Par Mathieu Pinault (Cannexus12 – Lauréat du prix GSEP) 

Quel conseiller, surtout parmi ceux travaillant avec des jeunes adultes, ne s’est jamais retrouvé devant une personne passionnée de jeux vidéos en se disant que cela allait rendre la démarche d’orientation plus difficile? En effet, dans une société où le travail et la productivité sont des valeurs bien ancrées (Mercure et Vultur, 2010), il vient un stade où celui qui perd son temps à jouer à des jeux vidéos est perçu comme un adulte demeuré prisonnier du monde imaginaire de l’enfance, un « attardé » pour reprendre les propos peu élogieux de certains auteurs (Lafrance, 2006). Dans une telle situation, les conseillers passent souvent très rapidement à un autre sujet de discussion et se privent du coup d’une belle occasion de mieux connaître qui ils veulent aider. Et s’ils apprenaient à s’en servir comme un outil de connaissance de soi? 

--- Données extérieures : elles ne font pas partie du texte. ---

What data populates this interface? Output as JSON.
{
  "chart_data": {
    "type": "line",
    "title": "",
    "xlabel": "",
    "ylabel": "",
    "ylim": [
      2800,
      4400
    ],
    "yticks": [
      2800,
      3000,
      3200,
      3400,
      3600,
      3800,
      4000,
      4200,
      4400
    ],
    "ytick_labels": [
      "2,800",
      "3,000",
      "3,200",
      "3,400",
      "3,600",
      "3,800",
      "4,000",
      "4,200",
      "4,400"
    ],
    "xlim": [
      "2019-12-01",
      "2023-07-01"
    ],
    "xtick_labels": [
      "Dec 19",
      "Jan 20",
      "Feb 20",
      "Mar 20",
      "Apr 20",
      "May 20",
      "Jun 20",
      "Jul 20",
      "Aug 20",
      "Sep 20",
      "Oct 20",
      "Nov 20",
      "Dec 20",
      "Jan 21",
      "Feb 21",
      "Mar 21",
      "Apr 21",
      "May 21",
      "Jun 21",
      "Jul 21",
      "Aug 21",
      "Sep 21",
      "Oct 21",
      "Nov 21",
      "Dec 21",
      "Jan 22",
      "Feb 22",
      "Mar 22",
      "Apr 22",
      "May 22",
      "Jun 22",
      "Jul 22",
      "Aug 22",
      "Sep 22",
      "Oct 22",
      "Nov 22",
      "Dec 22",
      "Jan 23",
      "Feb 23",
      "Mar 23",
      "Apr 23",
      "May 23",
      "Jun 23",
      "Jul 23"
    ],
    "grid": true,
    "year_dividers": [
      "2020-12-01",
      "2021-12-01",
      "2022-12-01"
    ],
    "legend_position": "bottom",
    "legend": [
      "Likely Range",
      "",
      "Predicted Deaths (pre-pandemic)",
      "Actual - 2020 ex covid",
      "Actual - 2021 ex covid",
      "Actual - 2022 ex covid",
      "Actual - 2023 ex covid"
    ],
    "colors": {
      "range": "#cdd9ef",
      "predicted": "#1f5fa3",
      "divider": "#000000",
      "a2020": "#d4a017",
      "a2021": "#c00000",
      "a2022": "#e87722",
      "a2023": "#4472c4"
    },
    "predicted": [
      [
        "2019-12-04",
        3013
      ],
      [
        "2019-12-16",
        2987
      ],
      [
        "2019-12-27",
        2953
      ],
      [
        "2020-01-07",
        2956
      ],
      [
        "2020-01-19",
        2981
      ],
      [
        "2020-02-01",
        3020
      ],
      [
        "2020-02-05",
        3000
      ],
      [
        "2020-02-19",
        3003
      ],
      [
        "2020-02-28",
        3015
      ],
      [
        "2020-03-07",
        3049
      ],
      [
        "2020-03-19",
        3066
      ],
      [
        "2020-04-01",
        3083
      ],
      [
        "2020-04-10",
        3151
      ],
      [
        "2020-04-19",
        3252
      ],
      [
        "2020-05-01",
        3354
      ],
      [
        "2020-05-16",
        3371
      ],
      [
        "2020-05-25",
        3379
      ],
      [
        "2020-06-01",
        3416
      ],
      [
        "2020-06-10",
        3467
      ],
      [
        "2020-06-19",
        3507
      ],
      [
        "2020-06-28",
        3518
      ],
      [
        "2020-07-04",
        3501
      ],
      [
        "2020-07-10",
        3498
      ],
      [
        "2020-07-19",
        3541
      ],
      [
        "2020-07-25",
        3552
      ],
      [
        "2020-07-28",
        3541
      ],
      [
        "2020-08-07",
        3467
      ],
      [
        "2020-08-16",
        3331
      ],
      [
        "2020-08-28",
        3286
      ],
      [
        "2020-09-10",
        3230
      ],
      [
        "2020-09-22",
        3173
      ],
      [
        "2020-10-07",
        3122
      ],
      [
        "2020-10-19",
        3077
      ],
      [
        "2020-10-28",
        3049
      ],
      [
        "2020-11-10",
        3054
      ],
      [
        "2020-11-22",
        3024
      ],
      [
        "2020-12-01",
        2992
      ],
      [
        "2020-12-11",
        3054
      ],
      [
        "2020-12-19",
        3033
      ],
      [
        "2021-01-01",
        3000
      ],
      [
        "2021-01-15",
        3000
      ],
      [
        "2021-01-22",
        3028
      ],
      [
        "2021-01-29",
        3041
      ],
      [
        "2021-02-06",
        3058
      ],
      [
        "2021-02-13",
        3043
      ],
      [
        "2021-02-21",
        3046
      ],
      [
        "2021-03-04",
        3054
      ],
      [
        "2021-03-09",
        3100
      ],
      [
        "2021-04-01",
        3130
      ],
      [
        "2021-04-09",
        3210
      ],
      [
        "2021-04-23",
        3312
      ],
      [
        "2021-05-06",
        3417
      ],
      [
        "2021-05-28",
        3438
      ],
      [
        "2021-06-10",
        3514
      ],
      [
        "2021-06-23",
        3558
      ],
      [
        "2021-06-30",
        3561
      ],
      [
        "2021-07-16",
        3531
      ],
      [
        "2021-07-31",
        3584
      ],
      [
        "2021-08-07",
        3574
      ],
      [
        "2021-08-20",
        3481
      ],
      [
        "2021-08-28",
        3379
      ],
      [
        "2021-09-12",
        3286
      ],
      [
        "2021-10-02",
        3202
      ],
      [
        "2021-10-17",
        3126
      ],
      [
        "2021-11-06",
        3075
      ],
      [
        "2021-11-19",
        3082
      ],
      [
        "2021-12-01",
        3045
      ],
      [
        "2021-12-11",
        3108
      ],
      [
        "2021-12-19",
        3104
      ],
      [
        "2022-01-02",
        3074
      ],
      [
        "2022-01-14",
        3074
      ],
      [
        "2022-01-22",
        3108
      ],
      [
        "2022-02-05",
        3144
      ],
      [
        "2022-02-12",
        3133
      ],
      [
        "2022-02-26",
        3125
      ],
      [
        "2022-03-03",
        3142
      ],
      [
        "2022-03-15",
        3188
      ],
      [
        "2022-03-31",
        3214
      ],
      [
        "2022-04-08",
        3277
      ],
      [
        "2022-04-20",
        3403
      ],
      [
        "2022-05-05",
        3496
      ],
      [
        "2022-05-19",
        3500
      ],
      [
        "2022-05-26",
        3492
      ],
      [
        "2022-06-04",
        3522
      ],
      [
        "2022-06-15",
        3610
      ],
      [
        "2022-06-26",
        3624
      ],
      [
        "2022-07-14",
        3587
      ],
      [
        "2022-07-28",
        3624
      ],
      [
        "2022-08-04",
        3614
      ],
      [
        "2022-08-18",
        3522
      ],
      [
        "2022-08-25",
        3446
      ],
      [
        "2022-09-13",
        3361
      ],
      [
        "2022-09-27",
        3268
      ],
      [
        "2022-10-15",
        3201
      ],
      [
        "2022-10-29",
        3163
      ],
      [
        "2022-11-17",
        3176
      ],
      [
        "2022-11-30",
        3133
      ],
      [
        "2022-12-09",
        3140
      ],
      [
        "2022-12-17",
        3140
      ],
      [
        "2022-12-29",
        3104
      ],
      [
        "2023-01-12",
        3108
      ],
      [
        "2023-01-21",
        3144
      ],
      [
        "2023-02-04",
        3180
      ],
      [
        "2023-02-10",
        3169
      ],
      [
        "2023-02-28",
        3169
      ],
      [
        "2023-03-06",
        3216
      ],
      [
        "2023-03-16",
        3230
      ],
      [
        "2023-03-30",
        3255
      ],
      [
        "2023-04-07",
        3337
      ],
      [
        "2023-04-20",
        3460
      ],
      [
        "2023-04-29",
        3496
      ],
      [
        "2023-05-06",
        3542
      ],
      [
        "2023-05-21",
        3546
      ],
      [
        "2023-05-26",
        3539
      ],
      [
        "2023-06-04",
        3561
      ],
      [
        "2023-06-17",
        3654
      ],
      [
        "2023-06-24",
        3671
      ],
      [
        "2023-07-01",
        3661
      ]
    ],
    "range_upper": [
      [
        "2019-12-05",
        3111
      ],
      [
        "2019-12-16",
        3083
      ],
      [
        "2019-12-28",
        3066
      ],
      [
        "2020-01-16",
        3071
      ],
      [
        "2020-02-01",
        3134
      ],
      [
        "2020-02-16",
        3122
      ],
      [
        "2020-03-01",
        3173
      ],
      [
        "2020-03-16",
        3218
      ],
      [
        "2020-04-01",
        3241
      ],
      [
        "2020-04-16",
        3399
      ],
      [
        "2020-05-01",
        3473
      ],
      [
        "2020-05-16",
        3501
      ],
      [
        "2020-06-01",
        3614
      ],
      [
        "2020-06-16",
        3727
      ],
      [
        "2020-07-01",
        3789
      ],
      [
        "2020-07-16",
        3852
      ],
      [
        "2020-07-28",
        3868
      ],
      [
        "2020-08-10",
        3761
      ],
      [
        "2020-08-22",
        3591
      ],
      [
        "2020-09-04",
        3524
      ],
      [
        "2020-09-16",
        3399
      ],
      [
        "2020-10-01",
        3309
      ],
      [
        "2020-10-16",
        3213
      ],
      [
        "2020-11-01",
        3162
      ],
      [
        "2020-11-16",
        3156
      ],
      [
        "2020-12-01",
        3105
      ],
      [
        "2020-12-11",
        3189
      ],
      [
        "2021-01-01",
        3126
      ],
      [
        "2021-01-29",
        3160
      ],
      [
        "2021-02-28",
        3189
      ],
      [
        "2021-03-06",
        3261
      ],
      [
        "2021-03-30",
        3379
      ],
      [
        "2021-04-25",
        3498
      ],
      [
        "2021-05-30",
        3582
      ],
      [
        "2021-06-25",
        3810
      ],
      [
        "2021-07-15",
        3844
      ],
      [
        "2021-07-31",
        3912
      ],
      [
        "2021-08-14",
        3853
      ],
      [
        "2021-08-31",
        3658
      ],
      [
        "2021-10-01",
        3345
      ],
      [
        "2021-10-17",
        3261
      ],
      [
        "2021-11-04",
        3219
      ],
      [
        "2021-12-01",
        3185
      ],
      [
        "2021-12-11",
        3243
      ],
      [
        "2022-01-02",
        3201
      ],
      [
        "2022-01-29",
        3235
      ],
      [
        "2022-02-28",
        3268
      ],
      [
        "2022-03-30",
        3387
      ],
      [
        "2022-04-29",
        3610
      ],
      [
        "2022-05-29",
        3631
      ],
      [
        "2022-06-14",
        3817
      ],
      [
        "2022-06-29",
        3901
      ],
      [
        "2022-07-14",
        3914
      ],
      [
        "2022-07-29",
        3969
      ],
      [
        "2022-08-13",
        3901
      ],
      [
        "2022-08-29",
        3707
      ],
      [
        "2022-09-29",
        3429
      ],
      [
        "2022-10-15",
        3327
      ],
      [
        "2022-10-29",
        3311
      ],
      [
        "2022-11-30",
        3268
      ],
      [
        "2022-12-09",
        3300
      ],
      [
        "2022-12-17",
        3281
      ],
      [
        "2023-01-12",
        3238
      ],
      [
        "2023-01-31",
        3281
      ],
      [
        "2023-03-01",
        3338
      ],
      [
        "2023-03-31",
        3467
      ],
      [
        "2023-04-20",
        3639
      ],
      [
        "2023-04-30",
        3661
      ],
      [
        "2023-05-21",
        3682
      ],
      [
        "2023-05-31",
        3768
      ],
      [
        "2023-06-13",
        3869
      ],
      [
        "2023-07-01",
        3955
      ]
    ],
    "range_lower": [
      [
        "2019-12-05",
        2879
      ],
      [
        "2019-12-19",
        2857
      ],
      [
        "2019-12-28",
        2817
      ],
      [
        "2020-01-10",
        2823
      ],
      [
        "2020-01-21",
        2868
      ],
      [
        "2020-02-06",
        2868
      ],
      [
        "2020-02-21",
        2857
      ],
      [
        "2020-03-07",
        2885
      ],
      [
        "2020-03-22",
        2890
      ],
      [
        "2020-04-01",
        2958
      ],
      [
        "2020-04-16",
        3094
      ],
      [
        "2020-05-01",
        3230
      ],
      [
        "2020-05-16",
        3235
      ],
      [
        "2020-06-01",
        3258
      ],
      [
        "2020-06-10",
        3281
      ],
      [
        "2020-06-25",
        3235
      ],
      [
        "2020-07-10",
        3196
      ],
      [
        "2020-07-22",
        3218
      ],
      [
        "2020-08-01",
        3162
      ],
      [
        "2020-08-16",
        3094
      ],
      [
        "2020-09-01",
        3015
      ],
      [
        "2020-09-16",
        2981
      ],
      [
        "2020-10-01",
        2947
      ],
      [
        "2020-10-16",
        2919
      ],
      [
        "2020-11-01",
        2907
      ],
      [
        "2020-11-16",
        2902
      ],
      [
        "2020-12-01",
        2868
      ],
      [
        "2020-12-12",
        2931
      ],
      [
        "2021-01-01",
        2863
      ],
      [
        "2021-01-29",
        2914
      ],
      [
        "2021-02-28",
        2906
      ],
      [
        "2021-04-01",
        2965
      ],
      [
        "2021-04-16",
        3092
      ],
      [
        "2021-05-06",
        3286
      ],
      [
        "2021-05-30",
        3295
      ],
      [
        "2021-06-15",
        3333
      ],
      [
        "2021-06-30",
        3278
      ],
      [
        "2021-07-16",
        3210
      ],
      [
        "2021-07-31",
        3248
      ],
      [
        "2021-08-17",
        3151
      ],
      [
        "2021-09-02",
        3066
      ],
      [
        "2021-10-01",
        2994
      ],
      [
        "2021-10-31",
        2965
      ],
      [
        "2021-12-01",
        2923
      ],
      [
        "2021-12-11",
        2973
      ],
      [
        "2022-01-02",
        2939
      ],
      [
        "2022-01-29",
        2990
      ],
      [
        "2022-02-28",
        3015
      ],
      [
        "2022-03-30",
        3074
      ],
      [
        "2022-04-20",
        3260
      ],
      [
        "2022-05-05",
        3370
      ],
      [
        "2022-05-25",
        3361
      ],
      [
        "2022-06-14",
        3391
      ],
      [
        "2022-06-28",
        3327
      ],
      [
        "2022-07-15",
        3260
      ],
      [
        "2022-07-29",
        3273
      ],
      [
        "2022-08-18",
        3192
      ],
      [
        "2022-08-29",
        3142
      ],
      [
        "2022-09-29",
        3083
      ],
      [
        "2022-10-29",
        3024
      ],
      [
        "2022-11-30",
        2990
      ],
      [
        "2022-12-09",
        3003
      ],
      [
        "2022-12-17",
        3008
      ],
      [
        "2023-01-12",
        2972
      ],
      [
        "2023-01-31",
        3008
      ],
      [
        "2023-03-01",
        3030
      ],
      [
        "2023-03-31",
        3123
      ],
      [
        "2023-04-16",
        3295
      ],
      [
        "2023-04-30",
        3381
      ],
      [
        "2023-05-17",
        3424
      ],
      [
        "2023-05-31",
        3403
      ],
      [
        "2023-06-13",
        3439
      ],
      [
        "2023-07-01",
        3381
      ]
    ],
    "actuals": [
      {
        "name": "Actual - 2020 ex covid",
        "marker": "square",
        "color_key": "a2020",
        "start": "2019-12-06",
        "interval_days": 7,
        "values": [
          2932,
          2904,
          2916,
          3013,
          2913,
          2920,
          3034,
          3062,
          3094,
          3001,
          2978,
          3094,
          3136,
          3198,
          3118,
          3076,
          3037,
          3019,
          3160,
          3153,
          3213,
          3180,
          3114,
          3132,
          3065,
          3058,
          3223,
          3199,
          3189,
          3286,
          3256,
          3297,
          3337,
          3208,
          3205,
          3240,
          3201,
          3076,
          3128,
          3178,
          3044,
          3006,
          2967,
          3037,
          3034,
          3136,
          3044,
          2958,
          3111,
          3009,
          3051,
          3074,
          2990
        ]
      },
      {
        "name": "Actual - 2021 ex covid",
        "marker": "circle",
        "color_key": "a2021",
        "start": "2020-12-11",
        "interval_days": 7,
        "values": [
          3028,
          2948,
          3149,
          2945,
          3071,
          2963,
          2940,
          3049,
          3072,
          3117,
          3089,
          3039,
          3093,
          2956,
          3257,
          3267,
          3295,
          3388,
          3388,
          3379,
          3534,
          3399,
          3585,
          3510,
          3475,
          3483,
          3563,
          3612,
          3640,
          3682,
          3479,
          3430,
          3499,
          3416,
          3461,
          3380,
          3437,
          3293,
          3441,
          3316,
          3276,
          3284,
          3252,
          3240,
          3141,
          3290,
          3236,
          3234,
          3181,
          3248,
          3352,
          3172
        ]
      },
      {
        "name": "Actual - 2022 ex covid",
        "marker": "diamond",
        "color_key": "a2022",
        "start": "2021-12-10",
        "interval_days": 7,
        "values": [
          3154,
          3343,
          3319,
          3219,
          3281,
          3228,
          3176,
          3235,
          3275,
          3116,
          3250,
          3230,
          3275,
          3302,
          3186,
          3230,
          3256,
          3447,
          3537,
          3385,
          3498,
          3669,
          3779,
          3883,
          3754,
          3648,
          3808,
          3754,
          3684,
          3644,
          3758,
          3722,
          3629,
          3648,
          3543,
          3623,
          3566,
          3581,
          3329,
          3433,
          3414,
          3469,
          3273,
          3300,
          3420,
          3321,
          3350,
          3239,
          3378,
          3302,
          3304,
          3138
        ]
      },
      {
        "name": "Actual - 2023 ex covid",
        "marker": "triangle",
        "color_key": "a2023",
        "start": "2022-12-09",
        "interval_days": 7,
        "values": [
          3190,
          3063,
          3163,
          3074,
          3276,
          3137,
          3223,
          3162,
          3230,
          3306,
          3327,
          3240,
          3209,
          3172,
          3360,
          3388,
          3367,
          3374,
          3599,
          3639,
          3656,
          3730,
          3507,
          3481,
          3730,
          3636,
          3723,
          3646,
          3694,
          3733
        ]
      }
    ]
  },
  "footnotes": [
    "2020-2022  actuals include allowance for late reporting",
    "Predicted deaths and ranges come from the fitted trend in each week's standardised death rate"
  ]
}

Une erreur assez fréquente commise par ceux qui s’y connaissent moins en jeux vidéo est de les mettre tous dans le même panier. Or, il peut être extrêmement intéressant de savoir quels sont les types de jeux que préfère la personne aidée. À cet effet, plusieurs classifications des jeux vidéo ont été effectuées, mais celle de Lafrance (2006) se montre particulièrement intéressante puisqu’elle se base sur les principales habiletés employées par le joueur lors de l’activité ludique1. Il y a les jeux physiques ou d’action, qui sollicitent principalement les habiletés manuelles, la dextérité et les réflexes. Ce sont les jeux de sports et les jeux de tirs à la première personne (First Person Shooter). Ensuite, il y a les jeux intelligents, c’est-à-dire ceux qui exploitent les aptitudes de résolution de problèmes et dans lesquels il y a plusieurs énigmes à résoudre. Finalement, il y a les jeux de rôles, de simulation et de stratégie qui demande d’être capable de se mettre dans la peau d’un personnage et de le faire évoluer dans une histoire. Par exemple, toute la famille des Sims, où le principal but du jeu est de faire vivre son avatar (le faire dormir, manger, travailler, se divertir, socialiser, etc.), représente l’exemple typique de ce dernier groupe de jeu. Le groupe de jeux favori de la personne qui désire s’orienter peut en dire long sur le type d’activités qu’elle préfère en général, voire sur les métiers qu’elle pourrait potentiellement aimer : un emploi qui bouge constamment pour l’amateur de jeux physiques ou d’action; un travail qui comporte beaucoup de résolution de problèmes pour celui qui adore les jeux intelligents; un métier où il faut être capable de se mettre dans la peau des autres et être empathiques pour l’amateur de jeux de rôles, de simulation et de stratégie. 

Évidemment, l’orientation d’un jeune ne doit, en aucun temps, se baser uniquement sur les jeux vidéo que ce dernier affectionne particulièrement. Par contre, ceux-ci peuvent représenter une porte d’entrée intéressante pour ouvrir le dialogue avec un amateur de jeux vidéo qui n’a pas vraiment d’expériences de travail significatives. Bref, au lieu de considérer ce divertissement comme une perte de temps et de ne pas pousser l’investigation plus loin, les conseillers d’orientation auraient avantage à poser quelques questions simples pour lui donner un sens. À quels jeux joues-tu? Qu’est-ce que tu y apprécies particulièrement? Quelles habiletés cette pratique développe-t-elle chez toi? Sinon, c’est une expérience riche en informations quant à la connaissance de soi qui se trouve mise de côté… 

1 Avec les progrès technologiques, les producteurs peuvent de plus en plus concevoir des jeux vidéo qui amalgament les caractéristiques des trois différents groupes proposés par Lafrance (2006). Cependant, il y a généralement un aspect du jeu qui prédomine sur les autres. Donc, le classement demeure tout de même possible. 

Mathieu Pinault, c.o. est doctorant en sciences de l’orientation à l’Université Laval. Membre-étudiant au CRIEVAT, ses recherches portent sur la construction identitaire dans les jeux de rôles en ligne massivement multijoueurs chez les jeunes adultes vivant des difficultés d’insertion socio-professionnelle. Pour plus d’informations sur le sujet, vous pouvez communiquer avec lui au: mathieu.pinault.1@ulaval.ca. 

Référence: 

Lafrance, J.-P. (2006). Les jeux vidéo : à la recherche d’un monde meilleur, Paris, Lavoisier . 

Mercure, D., & Vultur, M. (2010). La signification du travail : Nouveau modèle productif et ethos du travail au Québec, Québec, Presses de l’Université Laval.